In his first daytime news conference yesterday, President Obama preempted “All My Children,” “Days of Our Lives” and “The Young and the Restless.” But the soap viewers shouldn’t have been disappointed: The president had arranged some prepackaged entertainment for them.

After the obligatory first question from the Associated Press, Obama treated the overflowing White House briefing room to a surprise. “I know Nico Pitney is here from the Huffington Post,” he announced.

Obama knew this because White House aides had called Pitney the day before to invite him, and they had escorted him into the room. They told him the president was likely to call on him, with the understanding that he would ask a question about Iran that had been submitted online by an Iranian. “I know that there may actually be questions from people in Iran who are communicating through the Internet,” Obama went on. “Do you have a question?”

[…]

The use of planted questioners is a no-no at presidential news conferences, because it sends a message to the world — Iran included — that the American press isn’t as free as advertised. But yesterday wasn’t so much a news conference as it was a taping of a new daytime drama, “The Obama Show.” Missed yesterday’s show? Don’t worry: On Wednesday, ABC News will be broadcasting “Good Morning America” from the South Lawn (guest stars: the president and first lady), “World News Tonight” from the Blue Room, and a prime-time feature with Obama from the East Room.

… During the eight years of the Bush administration, liberal outlets such as the Huffington Post often accused the White House of planting questioners in news conferences to ask preplanned questions. But here was Obama fielding a preplanned question asked by a planted questioner — from the Huffington Post.

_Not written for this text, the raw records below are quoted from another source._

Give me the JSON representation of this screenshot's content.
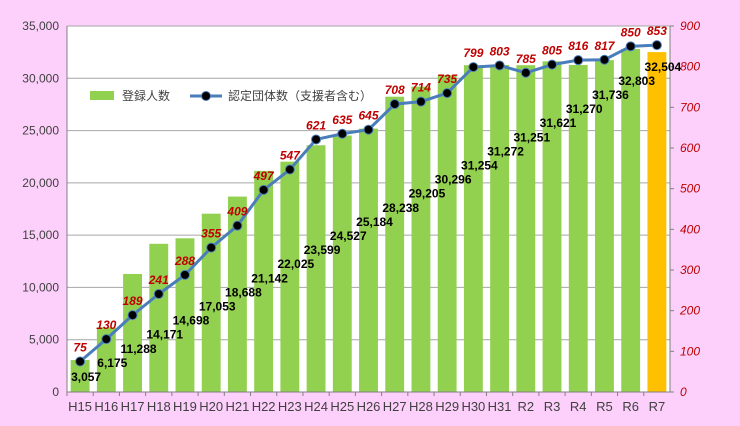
{
  "chart_data": {
    "type": "bar+line",
    "categories": [
      "H15",
      "H16",
      "H17",
      "H18",
      "H19",
      "H20",
      "H21",
      "H22",
      "H23",
      "H24",
      "H25",
      "H26",
      "H27",
      "H28",
      "H29",
      "H30",
      "H31",
      "R2",
      "R3",
      "R4",
      "R5",
      "R6",
      "R7"
    ],
    "series": [
      {
        "name": "登録人数",
        "type": "bar",
        "axis": "left",
        "color": "#92d050",
        "highlight_last_color": "#ffc000",
        "values": [
          3057,
          6175,
          11288,
          14171,
          14698,
          17053,
          18688,
          21142,
          22025,
          23599,
          24527,
          25184,
          28238,
          29205,
          30296,
          31254,
          31272,
          31251,
          31621,
          31270,
          31736,
          32803,
          32504
        ],
        "labels": [
          "3,057",
          "6,175",
          "11,288",
          "14,171",
          "14,698",
          "17,053",
          "18,688",
          "21,142",
          "22,025",
          "23,599",
          "24,527",
          "25,184",
          "28,238",
          "29,205",
          "30,296",
          "31,254",
          "31,272",
          "31,251",
          "31,621",
          "31,270",
          "31,736",
          "32,803",
          "32,504"
        ]
      },
      {
        "name": "認定団体数（支援者含む）",
        "type": "line",
        "axis": "right",
        "color": "#4a7ebb",
        "values": [
          75,
          130,
          189,
          241,
          288,
          355,
          409,
          497,
          547,
          621,
          635,
          645,
          708,
          714,
          735,
          799,
          803,
          785,
          805,
          816,
          817,
          850,
          853
        ]
      }
    ],
    "left_axis": {
      "min": 0,
      "max": 35000,
      "ticks": [
        "0",
        "5,000",
        "10,000",
        "15,000",
        "20,000",
        "25,000",
        "30,000",
        "35,000"
      ]
    },
    "right_axis": {
      "min": 0,
      "max": 900,
      "ticks": [
        "0",
        "100",
        "200",
        "300",
        "400",
        "500",
        "600",
        "700",
        "800",
        "900"
      ]
    },
    "grid": true,
    "legend": {
      "placement": "top-left",
      "entries": [
        "登録人数",
        "認定団体数（支援者含む）"
      ]
    }
  }
}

Pitney said the White House, though not aware of the question’s wording, asked him to come up with a question about Iran proposed by an Iranian. And, as it turned out, he was not the only prearranged questioner at yesterday’s show. Later, Obama passed over the usual suspects to call on Macarena Vidal of the Spanish-language EFE news agency. The White House called Vidal in advance to see whether she was coming and arranged for her to sit in a seat usually assigned to a financial trade publication. She asked about Chile and Colombia.

A couple of more questions and Obama called it a day. “Mr. President!” yelled Mike Allen of Politico. “May I ask about Afghanistan? No questions about Iraq or Afghanistan?”

Sorry: Those weren’t prearranged.

Ouch.

It’s worth remembering that when liberals caught even so much as a whiff of staging in a Bush Administration press conference, the gloves came off and things got bloody in a hurry. The full-throttle effort to smear Jeff Gannon (including viciously outing him as a homosexual, parading his former life as a gay escort, and subsequently destroying his career as a writer and journalist) for asking a friendly question at a 2005 Bush press conference stands as a sobering example of what happens when the natural, deeply ingrained, adversarial nature of mainstream press/Republican White House relations is challenged by an “outsider.”

But these days, with Democrats firmly in control, carefully screened and planted questions seem to be the norm at Democrat-orchestrated political events. During the 2008 election, the starry-eyed Obama love expressed by the mainstream press caused many people (including myself) to wonder if the press had, by and large, simply given up its traditional role of “comforting the afflicted and afflicting the comfortable.” With the “good guys” finally in charge, the role of “adversary” suddenly seemed strangely unpatriotic to liberals.

I’m no fan of Dana Milbank, but it’s nice to see someone step up and call the Democrats on their use of the mainstream press as nothing more than a PR and propaganda tool.